Congressional recesses are a godsend. But this one is particularly special.
Having been on the forefront of the financial reform debate in Congress for the past sixteen months, this August has been a welcome reprieve from the many trips to our Nation’s Capital and hours spent on the phone with Texas Congressmen and staffers. It is also gratifying to know that it is more difficult for Congress to do more harm when not in session. But more important than that, the lull has provided time to step back and reflect on recent legislative events, retool for future sessions and reconnect with IBAT members all across Texas.
There is a recurring theme that I hear from community bankers when asked about their thoughts on the recently passed Dodd/Frank Act. That is, they don’t know what they don’t know. Most all can see both the immediate benefits and the detrimental impact the Act will have on non-interest income and expense. Almost all gird for what they can already see…more and more government regulation and intrusion to serve their customers and communities in ways they are accustomed. Perhaps most disconcerting of all, they question the relevance of their institution once an onslaught of new consumer rules are promulgated by an empowered oversight agency that is yet to be created.

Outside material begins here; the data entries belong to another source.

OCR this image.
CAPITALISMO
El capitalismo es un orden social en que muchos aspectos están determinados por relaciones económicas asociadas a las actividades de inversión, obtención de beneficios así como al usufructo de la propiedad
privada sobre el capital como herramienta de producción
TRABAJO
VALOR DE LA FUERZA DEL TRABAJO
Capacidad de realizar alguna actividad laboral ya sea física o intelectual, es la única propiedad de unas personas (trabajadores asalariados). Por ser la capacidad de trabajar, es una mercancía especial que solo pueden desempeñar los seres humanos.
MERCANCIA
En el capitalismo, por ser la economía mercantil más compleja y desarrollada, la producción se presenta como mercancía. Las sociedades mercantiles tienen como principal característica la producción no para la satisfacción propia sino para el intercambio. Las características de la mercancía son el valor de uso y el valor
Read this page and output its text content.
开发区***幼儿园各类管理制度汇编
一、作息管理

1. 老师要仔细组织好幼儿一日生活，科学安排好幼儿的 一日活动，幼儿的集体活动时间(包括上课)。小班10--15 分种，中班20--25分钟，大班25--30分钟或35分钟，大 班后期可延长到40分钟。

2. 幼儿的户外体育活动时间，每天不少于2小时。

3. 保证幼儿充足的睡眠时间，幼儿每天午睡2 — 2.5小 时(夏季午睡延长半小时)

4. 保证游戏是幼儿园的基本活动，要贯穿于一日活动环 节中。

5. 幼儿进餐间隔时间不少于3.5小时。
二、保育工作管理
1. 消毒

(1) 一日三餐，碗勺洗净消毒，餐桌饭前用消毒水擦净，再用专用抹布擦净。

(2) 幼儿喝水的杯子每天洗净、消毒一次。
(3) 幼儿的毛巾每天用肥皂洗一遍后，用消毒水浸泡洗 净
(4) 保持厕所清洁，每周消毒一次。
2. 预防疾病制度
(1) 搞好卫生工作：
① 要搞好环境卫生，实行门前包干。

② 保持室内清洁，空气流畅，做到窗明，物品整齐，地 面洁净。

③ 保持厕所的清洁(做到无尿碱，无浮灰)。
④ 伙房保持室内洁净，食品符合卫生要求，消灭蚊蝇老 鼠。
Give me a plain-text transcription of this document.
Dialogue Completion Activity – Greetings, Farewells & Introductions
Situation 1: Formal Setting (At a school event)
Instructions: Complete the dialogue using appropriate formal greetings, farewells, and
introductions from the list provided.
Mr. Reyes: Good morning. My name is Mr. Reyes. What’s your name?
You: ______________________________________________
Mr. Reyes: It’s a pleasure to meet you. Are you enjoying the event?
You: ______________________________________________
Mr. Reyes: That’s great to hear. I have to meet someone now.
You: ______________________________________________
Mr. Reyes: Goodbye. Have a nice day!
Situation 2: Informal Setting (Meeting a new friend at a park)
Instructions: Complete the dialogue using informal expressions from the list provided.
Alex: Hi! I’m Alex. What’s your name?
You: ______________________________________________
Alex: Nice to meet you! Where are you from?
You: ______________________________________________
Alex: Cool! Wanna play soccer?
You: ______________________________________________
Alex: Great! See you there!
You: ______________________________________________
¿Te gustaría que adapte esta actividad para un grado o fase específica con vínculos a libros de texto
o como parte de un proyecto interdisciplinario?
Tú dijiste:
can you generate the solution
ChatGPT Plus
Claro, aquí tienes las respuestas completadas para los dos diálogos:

The number one strategic issue facing community bank CEO’s today is compliance. That has been supported in survey after survey IBAT has conducted over the past six years. When asked what circumstances might likely lead to the sale of their bank, the price offered is always listed first. Sadly, the cost and burden of compliance is number two. Not competitive or capital pressures, but the cost and certainty of compliance today and the uncertainty of additional compliance tomorrow.
Community banks today already spend nearly twenty five cents on every dollar on compliance costs. It is estimated that the industry will spend nearly 50 billion dollars in 2010 on such compliance. Every dollar spent on compliance not only raises the cost of lending and services rendered to the very people such rules are designed to protect, but diverts precious capital that can be used for credit availability. All the while government bureaucrats wonder why this economy is slow to recover.
I am not confused about what we must do if we are to sustain community banking as we know it today and to create an environment that will attract shareholders to invest more capital in existing institutions or new investors to charter community based financial institutions. First and foremost we must bifurcate this industry to create by legislation different rules and regulations for bona fide community banks vis a vis the large non traditional institutions. Second, we must engage and be uncompromising in communicating our concerns as new consumer rules are being created. And finally, we must provide new tools and assistance to our member institutions that will help all cope and reduce the overall cost of compliance.
In other words, we must create certainty in this uncertain financial world; certainty that someone is available to help with real solutions so community bankers can continue doing what they do best…serving local communities by helping local folks realize their dreams rather than the uncertainty of acquiring more resources and generating more paperwork to serve the government.
This is our challenge. The future of community banking is dependent upon our leadership and action.